M. Speaker, I rise today to honor the life and legacy of an outstanding human being. Dr. Calvin Hylton (Kappa) Shirley passed away on June 23, 2012 at the age of 91. He was my doctor and great friend.

Dr. Shirley was born on January 28, 1921, grew up in Pensacola, Florida and graduated from Florida A&M University. He served as a Navy corpsman in the Pacific during World War II, and went on to earn his degree from Boston College of Physicians and Surgeons.

Dr. Shirley was an accomplished physician who specialized in the fields of obstetrics and family practice. He was among the first black doctors to work in Broward County, starting the historic Provident Hospital in Fort Lauderdale, which was the first medical facility in the city for blacks. Dr. Shirley served there for 54 years and delivered over 6,000 babies. In 1949, he established his own practice, and allowed those who could not pay for his services to offer him crops as payment. Dr. Shirley was a man who lived by his principles, stating that, "A good doctor is one who is concerned with giving service, as opposed to one who's only concerned with the almighty dollar."

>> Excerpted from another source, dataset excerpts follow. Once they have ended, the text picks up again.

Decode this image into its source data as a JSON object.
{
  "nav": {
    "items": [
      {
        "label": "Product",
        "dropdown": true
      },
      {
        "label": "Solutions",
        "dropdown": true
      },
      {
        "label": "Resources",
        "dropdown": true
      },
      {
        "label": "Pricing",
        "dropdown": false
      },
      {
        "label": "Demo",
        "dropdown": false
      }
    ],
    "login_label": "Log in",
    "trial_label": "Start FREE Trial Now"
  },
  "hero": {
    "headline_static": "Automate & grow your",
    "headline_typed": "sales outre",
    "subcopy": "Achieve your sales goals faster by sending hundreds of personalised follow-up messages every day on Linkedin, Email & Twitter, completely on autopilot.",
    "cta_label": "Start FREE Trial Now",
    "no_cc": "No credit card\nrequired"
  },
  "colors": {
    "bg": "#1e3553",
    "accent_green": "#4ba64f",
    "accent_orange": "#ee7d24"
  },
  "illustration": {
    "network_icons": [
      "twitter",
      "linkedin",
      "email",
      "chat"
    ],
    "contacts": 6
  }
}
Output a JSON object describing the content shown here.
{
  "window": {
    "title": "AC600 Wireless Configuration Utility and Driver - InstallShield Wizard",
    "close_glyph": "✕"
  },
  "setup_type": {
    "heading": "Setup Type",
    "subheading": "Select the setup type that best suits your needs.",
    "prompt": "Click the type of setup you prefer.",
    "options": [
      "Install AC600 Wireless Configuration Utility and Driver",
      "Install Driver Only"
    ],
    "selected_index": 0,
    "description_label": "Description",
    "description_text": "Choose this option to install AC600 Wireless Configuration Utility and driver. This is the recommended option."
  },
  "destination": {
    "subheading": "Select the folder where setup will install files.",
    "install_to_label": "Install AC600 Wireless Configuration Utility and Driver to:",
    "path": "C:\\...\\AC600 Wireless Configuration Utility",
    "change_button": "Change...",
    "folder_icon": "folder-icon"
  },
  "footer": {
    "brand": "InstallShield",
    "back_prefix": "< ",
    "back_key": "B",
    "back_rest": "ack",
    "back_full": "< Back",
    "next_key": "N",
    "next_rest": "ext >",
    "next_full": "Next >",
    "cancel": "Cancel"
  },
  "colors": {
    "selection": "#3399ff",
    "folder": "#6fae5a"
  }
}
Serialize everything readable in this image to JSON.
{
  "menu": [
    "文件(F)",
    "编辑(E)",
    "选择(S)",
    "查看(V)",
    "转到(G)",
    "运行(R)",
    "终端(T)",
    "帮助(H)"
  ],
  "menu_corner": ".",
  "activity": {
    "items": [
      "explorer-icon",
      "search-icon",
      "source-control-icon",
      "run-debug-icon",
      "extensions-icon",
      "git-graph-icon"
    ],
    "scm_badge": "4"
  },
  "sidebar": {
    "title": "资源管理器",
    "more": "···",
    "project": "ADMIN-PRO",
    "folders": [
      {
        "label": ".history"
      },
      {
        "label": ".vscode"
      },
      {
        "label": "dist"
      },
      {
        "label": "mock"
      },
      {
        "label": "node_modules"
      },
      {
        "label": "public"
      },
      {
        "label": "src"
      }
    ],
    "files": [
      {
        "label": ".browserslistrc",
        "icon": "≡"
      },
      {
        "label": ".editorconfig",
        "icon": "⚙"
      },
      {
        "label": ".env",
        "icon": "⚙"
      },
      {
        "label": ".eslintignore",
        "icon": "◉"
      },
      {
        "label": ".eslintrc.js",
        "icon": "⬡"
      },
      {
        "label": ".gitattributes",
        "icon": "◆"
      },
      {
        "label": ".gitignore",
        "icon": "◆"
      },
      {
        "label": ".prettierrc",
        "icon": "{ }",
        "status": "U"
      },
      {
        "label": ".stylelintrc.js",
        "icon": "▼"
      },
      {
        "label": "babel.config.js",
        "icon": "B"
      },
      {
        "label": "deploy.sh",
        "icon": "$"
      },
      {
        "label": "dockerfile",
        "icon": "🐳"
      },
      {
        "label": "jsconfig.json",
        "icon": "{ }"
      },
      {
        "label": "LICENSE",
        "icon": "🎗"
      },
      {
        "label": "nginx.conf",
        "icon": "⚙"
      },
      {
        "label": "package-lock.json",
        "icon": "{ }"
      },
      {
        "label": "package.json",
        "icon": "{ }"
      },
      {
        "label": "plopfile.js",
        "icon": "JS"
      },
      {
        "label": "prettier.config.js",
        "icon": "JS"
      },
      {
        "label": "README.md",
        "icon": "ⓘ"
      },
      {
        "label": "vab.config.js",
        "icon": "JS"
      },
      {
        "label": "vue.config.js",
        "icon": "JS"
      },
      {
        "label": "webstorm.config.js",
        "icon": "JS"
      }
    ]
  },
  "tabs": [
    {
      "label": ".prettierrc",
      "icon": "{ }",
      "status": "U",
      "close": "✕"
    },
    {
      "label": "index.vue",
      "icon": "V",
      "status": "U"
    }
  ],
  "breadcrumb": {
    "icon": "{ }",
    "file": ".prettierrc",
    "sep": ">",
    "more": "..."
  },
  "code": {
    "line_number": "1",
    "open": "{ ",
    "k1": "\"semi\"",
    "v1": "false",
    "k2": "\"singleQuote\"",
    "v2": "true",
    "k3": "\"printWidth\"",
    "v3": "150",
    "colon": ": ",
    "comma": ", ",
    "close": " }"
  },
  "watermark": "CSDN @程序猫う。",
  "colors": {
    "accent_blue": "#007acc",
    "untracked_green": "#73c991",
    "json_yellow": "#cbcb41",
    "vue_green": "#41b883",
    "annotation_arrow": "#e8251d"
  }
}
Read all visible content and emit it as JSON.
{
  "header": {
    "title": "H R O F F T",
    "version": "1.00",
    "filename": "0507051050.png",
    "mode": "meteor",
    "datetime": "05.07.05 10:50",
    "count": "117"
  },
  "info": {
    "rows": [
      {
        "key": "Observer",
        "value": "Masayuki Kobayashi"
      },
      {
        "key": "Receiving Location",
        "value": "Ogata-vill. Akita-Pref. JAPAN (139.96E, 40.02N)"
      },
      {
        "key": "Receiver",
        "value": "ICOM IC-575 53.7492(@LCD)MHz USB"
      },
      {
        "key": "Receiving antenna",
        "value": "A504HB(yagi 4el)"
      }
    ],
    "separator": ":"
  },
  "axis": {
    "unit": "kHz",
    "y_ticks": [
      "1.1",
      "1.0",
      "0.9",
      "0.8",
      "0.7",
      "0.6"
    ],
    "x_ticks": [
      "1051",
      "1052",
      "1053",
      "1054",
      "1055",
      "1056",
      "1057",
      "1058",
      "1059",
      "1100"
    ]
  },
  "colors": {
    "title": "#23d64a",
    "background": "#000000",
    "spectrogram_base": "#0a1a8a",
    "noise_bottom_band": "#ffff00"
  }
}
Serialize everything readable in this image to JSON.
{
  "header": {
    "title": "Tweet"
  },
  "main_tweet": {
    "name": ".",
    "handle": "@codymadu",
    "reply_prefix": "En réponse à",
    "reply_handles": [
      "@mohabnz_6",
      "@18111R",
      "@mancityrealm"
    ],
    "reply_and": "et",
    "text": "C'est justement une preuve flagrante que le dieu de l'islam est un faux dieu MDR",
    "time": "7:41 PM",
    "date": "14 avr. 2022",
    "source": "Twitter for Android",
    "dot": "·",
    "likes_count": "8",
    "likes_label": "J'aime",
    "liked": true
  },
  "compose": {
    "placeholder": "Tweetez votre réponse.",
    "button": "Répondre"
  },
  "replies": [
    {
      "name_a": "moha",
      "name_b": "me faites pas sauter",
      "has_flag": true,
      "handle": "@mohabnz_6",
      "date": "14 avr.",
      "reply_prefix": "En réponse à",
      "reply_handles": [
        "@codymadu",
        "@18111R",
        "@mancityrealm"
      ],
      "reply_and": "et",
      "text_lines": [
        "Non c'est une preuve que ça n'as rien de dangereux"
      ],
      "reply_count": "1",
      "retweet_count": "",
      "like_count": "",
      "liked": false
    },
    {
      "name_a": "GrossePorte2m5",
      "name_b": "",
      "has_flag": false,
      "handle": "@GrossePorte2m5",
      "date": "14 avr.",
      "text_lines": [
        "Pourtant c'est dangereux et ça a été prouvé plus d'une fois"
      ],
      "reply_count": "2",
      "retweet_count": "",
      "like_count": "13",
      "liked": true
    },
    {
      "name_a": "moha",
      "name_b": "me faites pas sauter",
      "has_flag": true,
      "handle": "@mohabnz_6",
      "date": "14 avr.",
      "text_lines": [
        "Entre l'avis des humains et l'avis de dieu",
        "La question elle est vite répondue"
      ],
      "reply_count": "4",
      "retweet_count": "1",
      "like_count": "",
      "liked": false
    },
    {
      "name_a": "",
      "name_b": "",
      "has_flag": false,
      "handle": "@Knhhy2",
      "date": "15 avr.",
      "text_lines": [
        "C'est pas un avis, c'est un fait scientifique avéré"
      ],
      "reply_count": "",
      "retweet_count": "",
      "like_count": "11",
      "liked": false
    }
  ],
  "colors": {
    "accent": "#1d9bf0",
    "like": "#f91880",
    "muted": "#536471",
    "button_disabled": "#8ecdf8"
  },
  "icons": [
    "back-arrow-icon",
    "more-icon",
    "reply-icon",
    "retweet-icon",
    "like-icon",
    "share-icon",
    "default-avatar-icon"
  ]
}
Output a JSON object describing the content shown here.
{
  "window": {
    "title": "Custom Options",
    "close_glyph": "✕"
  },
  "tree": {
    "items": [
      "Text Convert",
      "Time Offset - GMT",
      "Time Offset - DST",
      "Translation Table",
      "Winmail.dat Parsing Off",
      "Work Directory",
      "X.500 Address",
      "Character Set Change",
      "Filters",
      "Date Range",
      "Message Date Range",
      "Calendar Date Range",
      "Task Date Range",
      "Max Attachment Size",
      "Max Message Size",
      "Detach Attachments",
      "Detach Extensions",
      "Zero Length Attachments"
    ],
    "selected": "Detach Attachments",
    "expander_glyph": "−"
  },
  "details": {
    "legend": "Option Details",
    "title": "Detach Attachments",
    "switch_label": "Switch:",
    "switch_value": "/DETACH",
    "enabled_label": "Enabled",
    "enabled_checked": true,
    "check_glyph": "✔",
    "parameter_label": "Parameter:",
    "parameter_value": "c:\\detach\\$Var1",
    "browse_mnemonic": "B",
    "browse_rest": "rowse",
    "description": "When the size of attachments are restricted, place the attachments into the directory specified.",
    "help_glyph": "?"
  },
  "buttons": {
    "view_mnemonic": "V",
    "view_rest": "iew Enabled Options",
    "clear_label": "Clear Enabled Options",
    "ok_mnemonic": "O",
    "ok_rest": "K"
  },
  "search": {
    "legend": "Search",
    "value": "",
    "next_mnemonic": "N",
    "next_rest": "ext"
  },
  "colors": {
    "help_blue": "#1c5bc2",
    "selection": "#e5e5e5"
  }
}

In addition to his outstanding service to the community, Dr. Shirley paved the way for African Americans in the medical community. He was one of the first four black physicians in Broward County to have his own medical practice. He was also the first medical advisor to the Sickle Cell Foundation. Furthermore, Dr. Shirley was the first and only black physician to receive the coveted Heideman Memorial Doctor of the Year award, and serve on the Executive Board of the Florida State Health Planning Council as well as serve on the staff of Broward General Hospital. He was also the first black obstetrician-gynecologist in Broward County and the first black staff physician at Broward Health Medical Center.

On top of his professional career, Dr. Shirley was affiliated with many organizations rooted in the South Florida community. He was one of the founding members and first Polemarch of the Fort Lauderdale Alumni Chapter of Kappa Alpha Psi Fraternity, Inc., an organization of which I am a proud member. Additionally, Dr. Shirley was a 32nd Degree Mason, a Shriner of Kazah Temple 149, and a member of Sigma Pi Phi Fraternity of Alpha Rho Boule.

My chief of staff Art Kennedy, also a Kappa with Dr. Shirley and myself, remembers him fondly, "Brother Shirley was always a gentleman, very cool and calm, and he loved Kappa."

M. Speaker, I would like to take this opportunity to offer my sincere condolences to all those who have been impacted by the loss of such a great man. My thoughts and prayers are with Dr. Shirley's family and friends during this most difficult time. He was a tremendous individual who selflessly dedicated his life to helping all those around him, and he will be dearly missed.